A lenda espanhola já recorreu antes, a “lebres”, mas não sistematicamente. “Dito isto, estar acompanhado de pacers também é uma história de “estilo” na tentativa, continua o tricampeão da UTMB, que venceu Zegama pela décima vez em maio passado. O que vamos procurar quando montarmos o projeto? Faz mais sentido correr em total autonomia? Em semi-autonomia ou acompanhado? Cabe a cada um, perguntar-se como deseja/pode viver a sua experiência. Não há verdade neste ponto”.
“Lebres” economizam tempo
Apesar de tudo, nesta reflexão, não é tudo apenas uma questão de “ética”. Por outras palavras, não se trata apenas de determinar qual é a assistência que o corredor concorda em aproveitar para ter sucesso no seu desafio. François D’haene, detentor de vários FKTs, incluindo o GR20, tem há muitos anos, a sua opinião.
“Na minha opinião, devemos parar de considerar constantemente, o ultra-trail sob o único prisma do desempenho, aponta o homem com quatro sucessos na UTMB. A ultra não é a moto onde a sucção faz uma grande diferença. Se é verdade que as “lebres” podem economizar o seu tempo, a máquina deve ser primeiro, bem operada. Mas não funciona sempre: a máquina também pode travar, um ritmo falso por exemplo, muito rápido, e depois, é pago. Para mim, optar por correr com pacers é sobretudo, uma questão de desejo, de partilhar uma aventura com alguém. É esta dimensão humana que prevalece sobre todo o resto. É uma das coisas que torna as corridas nos Estados Unidos tão especiais. »
E François D’haene sabe do que está a falar: quando venceu o Hardrock no Colorado em 2021, foi notadamente acompanhado por Jim Walmsley, um americano que é um dos melhores corredores de trilhos do mundo.
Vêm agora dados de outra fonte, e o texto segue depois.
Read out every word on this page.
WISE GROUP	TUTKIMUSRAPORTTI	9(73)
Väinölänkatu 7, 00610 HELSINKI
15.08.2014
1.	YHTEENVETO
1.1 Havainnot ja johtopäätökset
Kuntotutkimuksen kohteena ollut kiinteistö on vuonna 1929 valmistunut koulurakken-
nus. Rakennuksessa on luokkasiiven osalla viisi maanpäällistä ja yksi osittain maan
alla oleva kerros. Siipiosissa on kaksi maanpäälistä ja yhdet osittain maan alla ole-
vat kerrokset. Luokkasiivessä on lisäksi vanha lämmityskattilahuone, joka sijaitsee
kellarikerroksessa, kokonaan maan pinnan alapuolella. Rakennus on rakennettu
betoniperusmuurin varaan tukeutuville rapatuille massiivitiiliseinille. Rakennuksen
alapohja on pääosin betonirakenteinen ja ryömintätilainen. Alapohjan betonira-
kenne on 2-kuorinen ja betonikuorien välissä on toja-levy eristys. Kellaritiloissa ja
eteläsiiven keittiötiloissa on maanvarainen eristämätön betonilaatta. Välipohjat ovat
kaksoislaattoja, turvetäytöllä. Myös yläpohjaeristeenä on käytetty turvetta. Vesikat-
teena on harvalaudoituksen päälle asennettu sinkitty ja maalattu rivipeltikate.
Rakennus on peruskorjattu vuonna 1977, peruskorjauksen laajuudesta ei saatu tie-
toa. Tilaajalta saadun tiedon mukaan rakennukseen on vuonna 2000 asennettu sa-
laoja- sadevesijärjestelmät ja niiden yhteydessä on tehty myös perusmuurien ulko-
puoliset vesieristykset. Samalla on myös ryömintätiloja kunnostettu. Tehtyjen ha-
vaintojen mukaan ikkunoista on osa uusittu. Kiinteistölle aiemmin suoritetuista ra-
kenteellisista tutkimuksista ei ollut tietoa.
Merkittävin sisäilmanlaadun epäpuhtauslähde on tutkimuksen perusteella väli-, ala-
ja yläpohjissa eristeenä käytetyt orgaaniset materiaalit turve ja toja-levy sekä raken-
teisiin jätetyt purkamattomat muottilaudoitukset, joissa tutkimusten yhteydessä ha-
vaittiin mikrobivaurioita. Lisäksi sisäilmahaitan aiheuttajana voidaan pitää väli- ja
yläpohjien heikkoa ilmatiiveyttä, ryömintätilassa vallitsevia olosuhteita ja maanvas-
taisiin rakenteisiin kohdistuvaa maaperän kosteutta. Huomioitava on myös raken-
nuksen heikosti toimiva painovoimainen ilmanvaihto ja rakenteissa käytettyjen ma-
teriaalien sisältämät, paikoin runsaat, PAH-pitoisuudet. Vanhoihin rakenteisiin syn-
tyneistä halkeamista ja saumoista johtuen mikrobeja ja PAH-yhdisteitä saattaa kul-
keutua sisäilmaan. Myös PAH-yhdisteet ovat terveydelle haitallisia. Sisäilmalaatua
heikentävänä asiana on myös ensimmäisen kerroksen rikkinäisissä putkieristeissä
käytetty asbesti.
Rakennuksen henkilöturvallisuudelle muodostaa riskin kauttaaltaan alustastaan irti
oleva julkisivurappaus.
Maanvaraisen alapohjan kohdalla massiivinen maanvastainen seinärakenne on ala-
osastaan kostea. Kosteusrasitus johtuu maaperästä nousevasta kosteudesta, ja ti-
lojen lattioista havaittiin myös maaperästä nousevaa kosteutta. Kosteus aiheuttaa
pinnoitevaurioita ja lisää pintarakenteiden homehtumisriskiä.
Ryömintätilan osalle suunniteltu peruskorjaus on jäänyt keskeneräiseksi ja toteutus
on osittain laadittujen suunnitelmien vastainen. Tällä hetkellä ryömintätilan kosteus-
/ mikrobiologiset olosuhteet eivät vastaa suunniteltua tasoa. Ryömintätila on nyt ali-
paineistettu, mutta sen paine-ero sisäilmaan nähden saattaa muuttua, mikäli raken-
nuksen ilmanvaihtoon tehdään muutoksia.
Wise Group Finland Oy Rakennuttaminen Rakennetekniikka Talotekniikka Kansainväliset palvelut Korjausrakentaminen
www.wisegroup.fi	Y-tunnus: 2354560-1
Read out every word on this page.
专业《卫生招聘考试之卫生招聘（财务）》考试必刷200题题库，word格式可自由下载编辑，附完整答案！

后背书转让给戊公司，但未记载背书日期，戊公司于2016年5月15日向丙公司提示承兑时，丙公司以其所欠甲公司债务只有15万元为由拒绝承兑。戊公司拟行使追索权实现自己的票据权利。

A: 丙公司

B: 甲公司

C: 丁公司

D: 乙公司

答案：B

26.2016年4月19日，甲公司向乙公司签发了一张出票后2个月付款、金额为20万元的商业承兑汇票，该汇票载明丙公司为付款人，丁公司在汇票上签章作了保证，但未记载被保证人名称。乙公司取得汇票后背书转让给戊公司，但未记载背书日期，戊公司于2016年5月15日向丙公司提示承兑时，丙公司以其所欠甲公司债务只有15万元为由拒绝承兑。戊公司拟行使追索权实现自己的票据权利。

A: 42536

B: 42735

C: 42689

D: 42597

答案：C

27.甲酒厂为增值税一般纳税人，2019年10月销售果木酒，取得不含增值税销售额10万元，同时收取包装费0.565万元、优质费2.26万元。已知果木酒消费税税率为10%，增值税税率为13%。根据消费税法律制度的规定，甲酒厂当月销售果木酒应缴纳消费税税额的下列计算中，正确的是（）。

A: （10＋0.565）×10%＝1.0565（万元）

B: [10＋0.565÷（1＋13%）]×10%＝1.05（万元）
Porque é uma particularidade das provas americanas: ao contrário da maioria das provas europeias que se realizam em semi-autonomia, só autorizando a assistência dentro de um certo quadro, geralmente em torno de abastecimento, permitem-lhe ser acompanhado por uma “lebre” durante todo o percurso.
“Não é necessariamente um modelo a copiar, parece-me interessante que cada região tenha as suas particularidades”, especifica o francês. Mas é verdade que permite momentos de partilha que têm muito valor aos meus olhos”.
O mesmo raciocínio para Baptiste Chassagne: “O que me lembro da minha experiência como pacer é o prazer de ter feito isso ao lado de Xavier. Não é assistência, é partilha. Ele é um homem de poucas palavras, mas justo quando fala, também nas suas ações. Foi ótimo compartilhar essa tentativa com ele e ver o atleta extraordinário que ele é. Depois, se o ajudarmos como pudemos, não corremos no lugar dele”, termina o corredor com um toque de ironia.